Fluctuations in gold prices in USA directly reflect investor’s perceptions about the condition of US and other global economies. The changes in gold prices in USA can be understood in relation to US dollar. US dollar acts as the worldwide reserve currency. It is a medium to carryout international trade, as the reserves of the currency are kept by the central banks of the economies for foreign exchange. There is an inverse relationship between gold prices and stability of US economy, as is evident from the fact that hikes in gold prices were coupled with a struggling US economy.
Before making gold as a preferred investment option, it is utmost important for the investors to realize the potential relationship between gold prices in USA and various key economic factors. These indicators include US dollar, inflation and interest rate. Succinctly, an increase in gold prices is a result of weak dollar, heightened inflation and a decrease in interest rate, persisted over longer periods of time.
Discussing the nature of relationship between gold prices and US dollar, academics cum economists report a direct negative association between the suggested variables. It is to say that an increase in gold price in USA is reflected in weak dollar state, while reverse holds equally true. The adjectives, weak or strong, defining the state of dollar is ascertained in relation to a portfolio of currencies, dollar is trading against. To put it more precisely, if the dollar is weaken against the Japanese Yen, it simply means that more of dollars are needed to buy less of Yens, in comparison to past. If the situation continues, it will bring an end of investor’s confidence in dollar, followed by a decision to invest in gold, thus, justifying the negative relationship.
This yellow metal is often used an instrument to hedge against the price hike phenomenon, commonly known as inflation. In economic terms, inflation is nothing more but, a reduction in purchasing power. The concept entails the usage of more number of dollars to buy the same goods and services, as in the past. The immediate outcome of inflation is the loss in the value of dollar, coupled with investors’ no confidence motion against dollar. This asks them to look for other tangible assets to make investments, and obviously, out of the lot, gold is the preferred option. When increased number of people invests in gold, the upshot is inflated gold prices.
As is the case with dollar, there is a direct inverse relationship between market interest rate and gold prices. Stable economies offer a high market interest rate on TBs, TOs, CODs, etc. Henceforth, treasury notes, certificates of deposits, treasury bills are the preferred investment options as they offer a return greater than the inflation rate. However in opposite scenario, a high inflation rate and a low interest rate will generate negative returns; and these negative returns present gold as a lucrative option to investment, dictating marked increase in gold prices.

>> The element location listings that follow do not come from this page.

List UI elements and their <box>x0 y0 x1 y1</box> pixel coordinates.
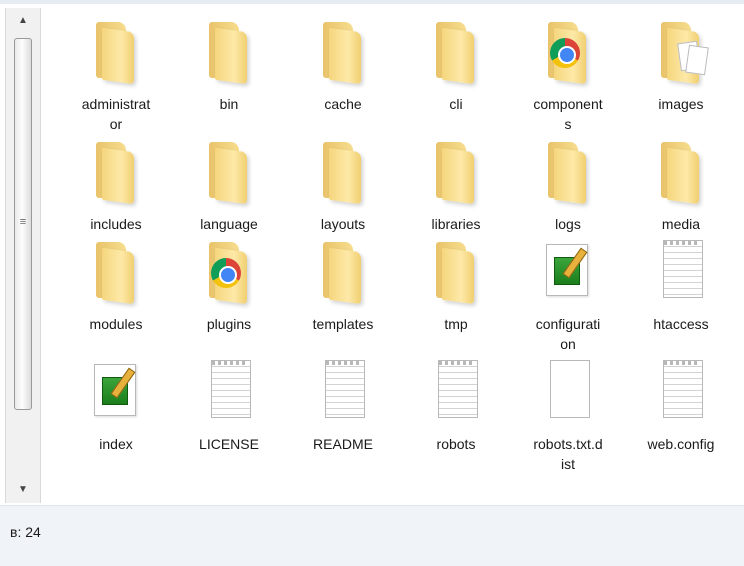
file-label: logs <box>555 216 581 232</box>
file-label: bin <box>219 96 239 112</box>
scroll-up-arrow-icon[interactable]: ▲ <box>6 10 40 32</box>
file-item-robots-txt-dist[interactable]: robots.txt.d ist <box>520 358 616 474</box>
file-item-media[interactable]: media <box>633 138 729 234</box>
vertical-scrollbar[interactable]: ▲ ≡ ▼ <box>5 8 41 503</box>
file-item-readme[interactable]: README <box>295 358 391 454</box>
folder-icon <box>538 138 598 206</box>
file-item-bin[interactable]: bin <box>181 18 277 114</box>
file-item-language[interactable]: language <box>181 138 277 234</box>
file-label: includes <box>90 216 142 232</box>
file-label: modules <box>89 316 143 332</box>
php-file-icon <box>86 358 146 426</box>
folder-icon <box>651 138 711 206</box>
chrome-folder-icon <box>538 18 598 86</box>
file-label: cache <box>324 96 362 112</box>
folder-icon <box>86 238 146 306</box>
folder-icon <box>313 138 373 206</box>
file-item-htaccess[interactable]: htaccess <box>633 238 729 334</box>
text-file-icon <box>651 358 711 426</box>
file-label: htaccess <box>653 316 709 332</box>
file-label: README <box>313 436 373 452</box>
status-bar: в: 24 <box>0 505 744 566</box>
file-label: images <box>658 96 704 112</box>
file-item-templates[interactable]: templates <box>295 238 391 334</box>
chrome-folder-icon <box>199 238 259 306</box>
file-label: tmp <box>444 316 468 332</box>
file-item-index[interactable]: index <box>68 358 164 454</box>
file-label: media <box>661 216 701 232</box>
scrollbar-thumb[interactable]: ≡ <box>14 38 32 410</box>
php-file-icon <box>538 238 598 306</box>
file-item-cli[interactable]: cli <box>408 18 504 114</box>
folder-icon <box>86 138 146 206</box>
text-file-icon <box>313 358 373 426</box>
file-label: LICENSE <box>199 436 259 452</box>
text-file-icon <box>199 358 259 426</box>
scroll-down-arrow-icon[interactable]: ▼ <box>6 479 40 501</box>
text-file-icon <box>651 238 711 306</box>
images-folder-icon <box>651 18 711 86</box>
file-item-administrator[interactable]: administrat or <box>68 18 164 134</box>
window-top-edge <box>0 0 744 4</box>
file-label: cli <box>449 96 463 112</box>
file-label: layouts <box>320 216 366 232</box>
file-label: libraries <box>431 216 481 232</box>
file-label: language <box>200 216 258 232</box>
file-label: administrat or <box>81 96 151 132</box>
blank-file-icon <box>538 358 598 426</box>
folder-icon <box>313 238 373 306</box>
file-label: component s <box>533 96 603 132</box>
file-item-components[interactable]: component s <box>520 18 616 134</box>
file-label: plugins <box>206 316 252 332</box>
file-item-robots[interactable]: robots <box>408 358 504 454</box>
item-count: в: 24 <box>10 524 41 540</box>
file-item-libraries[interactable]: libraries <box>408 138 504 234</box>
file-item-cache[interactable]: cache <box>295 18 391 114</box>
file-label: templates <box>312 316 374 332</box>
file-item-configuration[interactable]: configurati on <box>520 238 616 354</box>
file-label: index <box>99 436 133 452</box>
file-label: robots.txt.d ist <box>533 436 603 472</box>
file-item-layouts[interactable]: layouts <box>295 138 391 234</box>
file-item-plugins[interactable]: plugins <box>181 238 277 334</box>
folder-icon <box>86 18 146 86</box>
file-label: configurati on <box>535 316 601 352</box>
folder-icon <box>199 138 259 206</box>
text-file-icon <box>426 358 486 426</box>
file-item-tmp[interactable]: tmp <box>408 238 504 334</box>
file-item-modules[interactable]: modules <box>68 238 164 334</box>
file-item-includes[interactable]: includes <box>68 138 164 234</box>
folder-icon <box>199 18 259 86</box>
file-label: robots <box>436 436 476 452</box>
file-item-license[interactable]: LICENSE <box>181 358 277 454</box>
file-item-logs[interactable]: logs <box>520 138 616 234</box>
scroll-grip-icon: ≡ <box>19 216 27 228</box>
file-item-images[interactable]: images <box>633 18 729 114</box>
folder-icon <box>426 238 486 306</box>
folder-icon <box>426 138 486 206</box>
folder-icon <box>426 18 486 86</box>
folder-icon <box>313 18 373 86</box>
file-label: web.config <box>647 436 715 452</box>
file-item-web-config[interactable]: web.config <box>633 358 729 454</box>
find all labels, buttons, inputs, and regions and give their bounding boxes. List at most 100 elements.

After having discussed the sources that can potentially affect the gold prices, it is now feasible to discuss the route of gold prices in future. The statistics of last few years proof that the gold prices hit an all time low in year 2015.It is predicted that this continue in future. The forces of demand and supply help gauging the expectations for future. Gold in any economy, primarily serves two functions; a commodity and a store of value. In the role of latter, gold is unlike other assets, as it yields zero return and money is used to store it. Analyzing the situation, as for now the investors who had made sound investments in gold are stuck in a difficult situation. Although, this shiny yellow metal saw an upward slumping boast after the financial crisis till the 2011.But after that the price witnessed a continuous downward trend. There are predictions suggesting that the gold prices in USA may touch an all time low of $1000 an ounce, till the end and beginning of next year.
The potential question that arises from this discussion is why the gold price is falling down and is this trend predicted to continue in future? Well! The answer to the former part of the question points towards a strengthen dollar, spiking the American economic recovery process. Look out for the statistics of US dollar index, backing the above stated assertion. The dollar index (base: March 1973= 100), is currently is close to 98, in comparison of 78.3 in April 2011. Strong dollar is associated with a stable American economy and this stability is linked with increased interest rates, which, as discussed earlier, is definitely not good for gold prices. For the latter, the economists speculate that the trend will continue in near future.